Outling noted that for years several cities in North Carolina have had essentially the same ordinance as the one Greensboro passed and they haven’t been sued. He said, “This isn’t anything new. The fact that they are suing Greensboro is a tactical decision they are making.”

Outling said that these groups had been given the opportunity to propose their own ordinance but had declined. He said that the city had made the effort to be engaged with these groups and the result was they sued the city without making an effort to work out the differences outside of court.

Vaughan said, “Obviously we plan on repealing and replacing the ordinance with another one that we were working on with the ACLU.”

“I don’t see that we are restricting anyone’s free speech. Neither of the ordinances say that you can’t solicit. They’re just about aggressive behavior.”

She noted that the Parker Poe ordinance was more about aggressive behavior after “the ask.” She said, “I think most people agree that once people say no that should be the end of it.”

Vaughan said that rather than spending money on a lawsuit, it seemed like both time and money could be better spent on working together on a better ordinance.

Outling also said, “This is gamesmanship.
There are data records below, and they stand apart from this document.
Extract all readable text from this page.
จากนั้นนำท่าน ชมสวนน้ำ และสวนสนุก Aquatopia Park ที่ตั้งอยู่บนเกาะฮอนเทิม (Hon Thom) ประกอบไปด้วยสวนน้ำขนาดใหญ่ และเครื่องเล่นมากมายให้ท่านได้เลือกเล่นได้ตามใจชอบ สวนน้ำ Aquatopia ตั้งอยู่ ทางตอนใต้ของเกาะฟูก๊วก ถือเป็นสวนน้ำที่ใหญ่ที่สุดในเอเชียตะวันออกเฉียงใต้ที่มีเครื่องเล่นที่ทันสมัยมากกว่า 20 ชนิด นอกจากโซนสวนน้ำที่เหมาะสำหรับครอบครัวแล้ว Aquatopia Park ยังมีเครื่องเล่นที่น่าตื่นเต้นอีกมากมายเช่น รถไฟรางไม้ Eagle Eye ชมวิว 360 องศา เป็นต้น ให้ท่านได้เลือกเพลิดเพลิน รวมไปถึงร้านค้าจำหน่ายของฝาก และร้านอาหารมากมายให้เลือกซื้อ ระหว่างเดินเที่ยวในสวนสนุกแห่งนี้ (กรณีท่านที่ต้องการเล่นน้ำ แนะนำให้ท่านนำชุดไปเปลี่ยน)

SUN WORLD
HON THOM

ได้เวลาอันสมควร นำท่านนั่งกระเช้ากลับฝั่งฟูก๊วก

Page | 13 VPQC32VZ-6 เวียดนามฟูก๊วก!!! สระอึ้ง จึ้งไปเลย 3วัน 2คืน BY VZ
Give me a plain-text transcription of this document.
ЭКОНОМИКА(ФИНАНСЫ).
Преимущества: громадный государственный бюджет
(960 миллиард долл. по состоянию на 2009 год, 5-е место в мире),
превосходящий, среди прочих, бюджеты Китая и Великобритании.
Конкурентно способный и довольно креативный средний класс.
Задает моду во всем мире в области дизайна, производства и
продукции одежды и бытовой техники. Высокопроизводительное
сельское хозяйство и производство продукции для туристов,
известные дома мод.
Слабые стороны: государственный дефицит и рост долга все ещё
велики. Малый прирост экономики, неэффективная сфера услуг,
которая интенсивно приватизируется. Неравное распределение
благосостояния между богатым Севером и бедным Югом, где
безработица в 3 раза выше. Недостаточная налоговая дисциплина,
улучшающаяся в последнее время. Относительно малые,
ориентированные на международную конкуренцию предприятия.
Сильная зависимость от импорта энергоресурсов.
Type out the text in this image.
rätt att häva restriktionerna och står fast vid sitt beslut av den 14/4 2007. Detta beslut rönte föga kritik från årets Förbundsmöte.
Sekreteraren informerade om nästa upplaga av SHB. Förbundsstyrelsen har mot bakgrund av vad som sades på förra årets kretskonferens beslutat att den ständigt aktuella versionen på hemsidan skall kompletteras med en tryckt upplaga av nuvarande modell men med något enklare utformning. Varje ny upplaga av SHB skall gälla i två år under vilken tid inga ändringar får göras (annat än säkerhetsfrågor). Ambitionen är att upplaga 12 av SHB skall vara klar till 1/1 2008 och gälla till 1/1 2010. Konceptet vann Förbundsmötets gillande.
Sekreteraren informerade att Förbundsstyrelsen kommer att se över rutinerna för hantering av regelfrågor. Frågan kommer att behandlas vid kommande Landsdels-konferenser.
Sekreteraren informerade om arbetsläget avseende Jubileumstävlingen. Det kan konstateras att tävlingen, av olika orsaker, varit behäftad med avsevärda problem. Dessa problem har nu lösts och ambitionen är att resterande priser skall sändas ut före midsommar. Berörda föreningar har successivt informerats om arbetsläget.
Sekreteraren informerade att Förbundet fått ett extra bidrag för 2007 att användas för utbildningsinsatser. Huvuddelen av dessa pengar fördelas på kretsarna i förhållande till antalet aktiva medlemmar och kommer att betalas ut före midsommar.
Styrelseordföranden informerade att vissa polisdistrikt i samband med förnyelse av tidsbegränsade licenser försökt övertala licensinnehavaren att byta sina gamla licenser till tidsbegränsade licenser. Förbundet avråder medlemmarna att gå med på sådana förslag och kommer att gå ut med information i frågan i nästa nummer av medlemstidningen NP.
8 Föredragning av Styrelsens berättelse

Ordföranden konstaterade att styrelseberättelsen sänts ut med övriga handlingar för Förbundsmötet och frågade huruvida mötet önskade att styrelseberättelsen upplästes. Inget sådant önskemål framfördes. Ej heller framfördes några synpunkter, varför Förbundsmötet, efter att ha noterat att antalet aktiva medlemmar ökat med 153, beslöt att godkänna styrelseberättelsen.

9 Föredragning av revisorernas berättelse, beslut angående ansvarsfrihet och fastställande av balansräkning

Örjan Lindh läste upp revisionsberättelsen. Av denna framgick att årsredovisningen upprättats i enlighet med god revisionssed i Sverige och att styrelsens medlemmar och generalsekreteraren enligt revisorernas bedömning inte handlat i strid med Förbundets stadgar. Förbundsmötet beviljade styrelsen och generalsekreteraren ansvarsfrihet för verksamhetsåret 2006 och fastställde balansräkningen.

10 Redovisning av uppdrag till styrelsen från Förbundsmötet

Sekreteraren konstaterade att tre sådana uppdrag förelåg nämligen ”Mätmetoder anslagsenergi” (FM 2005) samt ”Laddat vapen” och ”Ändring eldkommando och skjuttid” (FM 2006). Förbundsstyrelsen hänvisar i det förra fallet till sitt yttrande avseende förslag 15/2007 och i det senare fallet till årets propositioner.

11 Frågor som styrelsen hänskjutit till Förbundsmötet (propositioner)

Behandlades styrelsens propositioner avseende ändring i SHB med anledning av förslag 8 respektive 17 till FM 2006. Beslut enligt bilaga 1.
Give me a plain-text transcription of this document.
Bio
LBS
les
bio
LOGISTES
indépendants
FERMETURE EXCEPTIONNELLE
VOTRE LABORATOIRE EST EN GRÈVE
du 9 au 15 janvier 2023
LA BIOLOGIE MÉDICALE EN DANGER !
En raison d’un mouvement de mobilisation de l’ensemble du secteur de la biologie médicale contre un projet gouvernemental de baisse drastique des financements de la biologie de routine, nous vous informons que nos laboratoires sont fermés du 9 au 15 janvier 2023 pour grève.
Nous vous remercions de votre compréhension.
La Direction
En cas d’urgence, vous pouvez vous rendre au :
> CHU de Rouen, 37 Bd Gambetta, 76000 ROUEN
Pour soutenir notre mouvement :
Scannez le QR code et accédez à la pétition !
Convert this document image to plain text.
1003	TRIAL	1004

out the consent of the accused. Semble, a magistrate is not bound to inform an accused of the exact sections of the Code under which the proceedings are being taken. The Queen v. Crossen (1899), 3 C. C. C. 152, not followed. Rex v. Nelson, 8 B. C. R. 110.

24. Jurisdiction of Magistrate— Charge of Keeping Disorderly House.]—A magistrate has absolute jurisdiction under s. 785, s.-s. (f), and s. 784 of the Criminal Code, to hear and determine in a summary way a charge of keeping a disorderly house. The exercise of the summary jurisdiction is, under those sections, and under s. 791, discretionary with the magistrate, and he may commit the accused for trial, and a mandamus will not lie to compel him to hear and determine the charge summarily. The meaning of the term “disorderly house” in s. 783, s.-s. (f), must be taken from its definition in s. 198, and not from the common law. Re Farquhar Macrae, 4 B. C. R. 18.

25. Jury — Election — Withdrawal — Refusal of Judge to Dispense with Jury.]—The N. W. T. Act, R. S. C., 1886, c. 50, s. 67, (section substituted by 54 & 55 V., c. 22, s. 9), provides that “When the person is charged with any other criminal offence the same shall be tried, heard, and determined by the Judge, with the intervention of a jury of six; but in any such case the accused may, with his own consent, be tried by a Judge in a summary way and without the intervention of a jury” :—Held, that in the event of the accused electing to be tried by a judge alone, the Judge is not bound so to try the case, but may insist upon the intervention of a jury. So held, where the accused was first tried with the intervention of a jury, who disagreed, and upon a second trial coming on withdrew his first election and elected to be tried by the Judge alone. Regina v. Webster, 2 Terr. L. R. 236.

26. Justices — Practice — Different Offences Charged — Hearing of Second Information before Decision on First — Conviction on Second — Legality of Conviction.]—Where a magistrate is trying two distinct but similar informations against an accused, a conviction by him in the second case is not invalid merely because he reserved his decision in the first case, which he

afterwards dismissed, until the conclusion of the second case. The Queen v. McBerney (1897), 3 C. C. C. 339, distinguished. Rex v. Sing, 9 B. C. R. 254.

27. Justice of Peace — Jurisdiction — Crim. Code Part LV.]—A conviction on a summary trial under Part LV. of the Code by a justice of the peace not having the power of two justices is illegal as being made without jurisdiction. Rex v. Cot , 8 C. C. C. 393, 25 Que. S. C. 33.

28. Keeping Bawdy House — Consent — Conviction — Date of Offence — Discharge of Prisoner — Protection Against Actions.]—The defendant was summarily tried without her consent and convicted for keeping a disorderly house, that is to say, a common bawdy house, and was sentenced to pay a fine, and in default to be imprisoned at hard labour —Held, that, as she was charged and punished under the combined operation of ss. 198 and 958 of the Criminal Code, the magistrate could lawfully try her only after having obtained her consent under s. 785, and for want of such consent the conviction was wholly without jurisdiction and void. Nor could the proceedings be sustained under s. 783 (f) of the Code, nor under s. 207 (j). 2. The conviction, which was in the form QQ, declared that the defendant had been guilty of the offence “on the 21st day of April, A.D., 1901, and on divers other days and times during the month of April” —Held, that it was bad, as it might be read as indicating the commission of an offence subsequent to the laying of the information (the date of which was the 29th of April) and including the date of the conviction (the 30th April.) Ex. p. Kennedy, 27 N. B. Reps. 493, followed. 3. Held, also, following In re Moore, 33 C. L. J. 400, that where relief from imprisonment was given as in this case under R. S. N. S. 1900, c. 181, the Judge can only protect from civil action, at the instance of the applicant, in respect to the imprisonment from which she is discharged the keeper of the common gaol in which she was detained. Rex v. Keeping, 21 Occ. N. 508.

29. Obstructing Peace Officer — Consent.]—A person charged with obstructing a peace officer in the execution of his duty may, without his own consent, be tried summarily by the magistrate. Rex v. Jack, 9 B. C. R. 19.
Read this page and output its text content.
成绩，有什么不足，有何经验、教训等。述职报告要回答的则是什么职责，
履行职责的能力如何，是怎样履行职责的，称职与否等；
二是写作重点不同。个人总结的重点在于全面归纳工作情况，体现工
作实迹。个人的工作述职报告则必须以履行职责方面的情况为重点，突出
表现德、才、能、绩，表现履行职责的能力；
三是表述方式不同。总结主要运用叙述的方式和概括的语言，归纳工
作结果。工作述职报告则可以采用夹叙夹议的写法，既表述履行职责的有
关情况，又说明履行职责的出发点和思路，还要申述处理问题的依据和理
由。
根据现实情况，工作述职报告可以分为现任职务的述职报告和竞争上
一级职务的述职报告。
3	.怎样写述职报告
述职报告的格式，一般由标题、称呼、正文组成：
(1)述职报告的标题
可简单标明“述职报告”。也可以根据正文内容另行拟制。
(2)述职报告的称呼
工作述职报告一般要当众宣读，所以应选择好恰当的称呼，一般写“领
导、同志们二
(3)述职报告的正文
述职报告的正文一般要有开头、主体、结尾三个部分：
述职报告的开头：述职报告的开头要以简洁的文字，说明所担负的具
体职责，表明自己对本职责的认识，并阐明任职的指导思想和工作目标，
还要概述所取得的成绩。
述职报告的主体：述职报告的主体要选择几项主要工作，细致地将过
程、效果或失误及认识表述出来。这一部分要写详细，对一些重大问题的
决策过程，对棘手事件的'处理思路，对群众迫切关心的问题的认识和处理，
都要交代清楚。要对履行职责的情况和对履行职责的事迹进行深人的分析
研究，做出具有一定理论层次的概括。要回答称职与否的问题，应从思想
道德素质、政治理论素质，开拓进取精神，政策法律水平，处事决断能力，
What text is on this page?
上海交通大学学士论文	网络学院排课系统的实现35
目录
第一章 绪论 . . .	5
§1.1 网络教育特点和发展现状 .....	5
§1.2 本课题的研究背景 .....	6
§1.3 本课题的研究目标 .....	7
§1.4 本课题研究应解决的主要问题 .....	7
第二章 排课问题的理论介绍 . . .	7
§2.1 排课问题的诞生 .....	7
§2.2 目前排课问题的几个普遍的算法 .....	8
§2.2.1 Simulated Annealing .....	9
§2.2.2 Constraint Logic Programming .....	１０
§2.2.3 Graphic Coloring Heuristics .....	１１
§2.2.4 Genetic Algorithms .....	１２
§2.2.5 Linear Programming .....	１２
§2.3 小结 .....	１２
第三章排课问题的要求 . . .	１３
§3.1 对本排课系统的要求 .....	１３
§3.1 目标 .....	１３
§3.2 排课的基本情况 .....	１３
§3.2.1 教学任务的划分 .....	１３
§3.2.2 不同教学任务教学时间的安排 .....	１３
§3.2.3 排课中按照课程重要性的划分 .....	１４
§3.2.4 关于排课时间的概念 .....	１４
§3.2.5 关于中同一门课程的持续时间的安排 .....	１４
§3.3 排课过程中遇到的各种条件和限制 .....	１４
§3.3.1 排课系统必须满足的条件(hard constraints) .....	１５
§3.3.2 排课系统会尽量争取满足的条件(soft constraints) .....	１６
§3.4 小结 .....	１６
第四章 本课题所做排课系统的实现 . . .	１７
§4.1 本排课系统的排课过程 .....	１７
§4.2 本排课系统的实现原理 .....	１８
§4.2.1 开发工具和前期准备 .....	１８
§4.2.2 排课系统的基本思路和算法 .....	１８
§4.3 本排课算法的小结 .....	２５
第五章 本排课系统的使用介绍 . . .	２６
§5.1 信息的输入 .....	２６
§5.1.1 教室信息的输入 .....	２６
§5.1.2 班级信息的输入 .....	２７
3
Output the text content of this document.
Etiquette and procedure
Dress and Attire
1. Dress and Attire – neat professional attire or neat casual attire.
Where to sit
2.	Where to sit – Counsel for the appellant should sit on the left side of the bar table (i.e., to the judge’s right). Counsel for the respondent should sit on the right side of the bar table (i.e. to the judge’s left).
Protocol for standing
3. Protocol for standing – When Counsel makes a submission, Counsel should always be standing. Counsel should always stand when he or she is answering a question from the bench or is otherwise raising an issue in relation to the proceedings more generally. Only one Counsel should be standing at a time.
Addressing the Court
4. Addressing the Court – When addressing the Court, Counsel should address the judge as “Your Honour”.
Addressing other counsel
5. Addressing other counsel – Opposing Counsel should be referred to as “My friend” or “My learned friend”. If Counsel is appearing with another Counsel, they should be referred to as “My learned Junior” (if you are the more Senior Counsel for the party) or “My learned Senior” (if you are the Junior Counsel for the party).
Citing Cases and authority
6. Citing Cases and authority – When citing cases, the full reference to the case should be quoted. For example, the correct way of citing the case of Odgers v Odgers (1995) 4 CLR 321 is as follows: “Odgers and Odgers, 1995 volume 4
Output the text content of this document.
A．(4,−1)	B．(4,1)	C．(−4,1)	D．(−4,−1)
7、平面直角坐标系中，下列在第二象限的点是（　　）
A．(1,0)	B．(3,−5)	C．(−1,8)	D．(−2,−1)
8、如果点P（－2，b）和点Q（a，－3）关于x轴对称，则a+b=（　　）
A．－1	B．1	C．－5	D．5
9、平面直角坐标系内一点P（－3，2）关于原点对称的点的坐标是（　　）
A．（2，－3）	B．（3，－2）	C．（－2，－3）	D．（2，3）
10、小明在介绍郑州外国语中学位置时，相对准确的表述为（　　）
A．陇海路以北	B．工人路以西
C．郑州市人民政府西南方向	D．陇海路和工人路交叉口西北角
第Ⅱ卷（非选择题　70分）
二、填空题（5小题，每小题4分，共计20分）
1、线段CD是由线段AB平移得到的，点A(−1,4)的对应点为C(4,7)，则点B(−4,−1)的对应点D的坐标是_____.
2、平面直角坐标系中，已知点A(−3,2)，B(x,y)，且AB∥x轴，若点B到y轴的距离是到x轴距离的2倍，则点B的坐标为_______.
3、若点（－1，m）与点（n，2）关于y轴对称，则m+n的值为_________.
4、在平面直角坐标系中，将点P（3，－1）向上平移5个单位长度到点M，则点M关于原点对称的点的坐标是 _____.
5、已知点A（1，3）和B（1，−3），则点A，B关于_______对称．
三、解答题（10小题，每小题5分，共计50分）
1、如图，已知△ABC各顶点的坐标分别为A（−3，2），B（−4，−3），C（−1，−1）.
This is what attorneys and interest groups do at times.”

He said, “Our concern is providing a safe environment for everyone – city residents and non-residents alike. We don’t want people to be harassed.”

Outling added that although this was an issue, it wasn’t the most important issue facing the City Council, but it needed to be addressed so the City Council could get back to work on bringing more jobs to the city and increasing wages.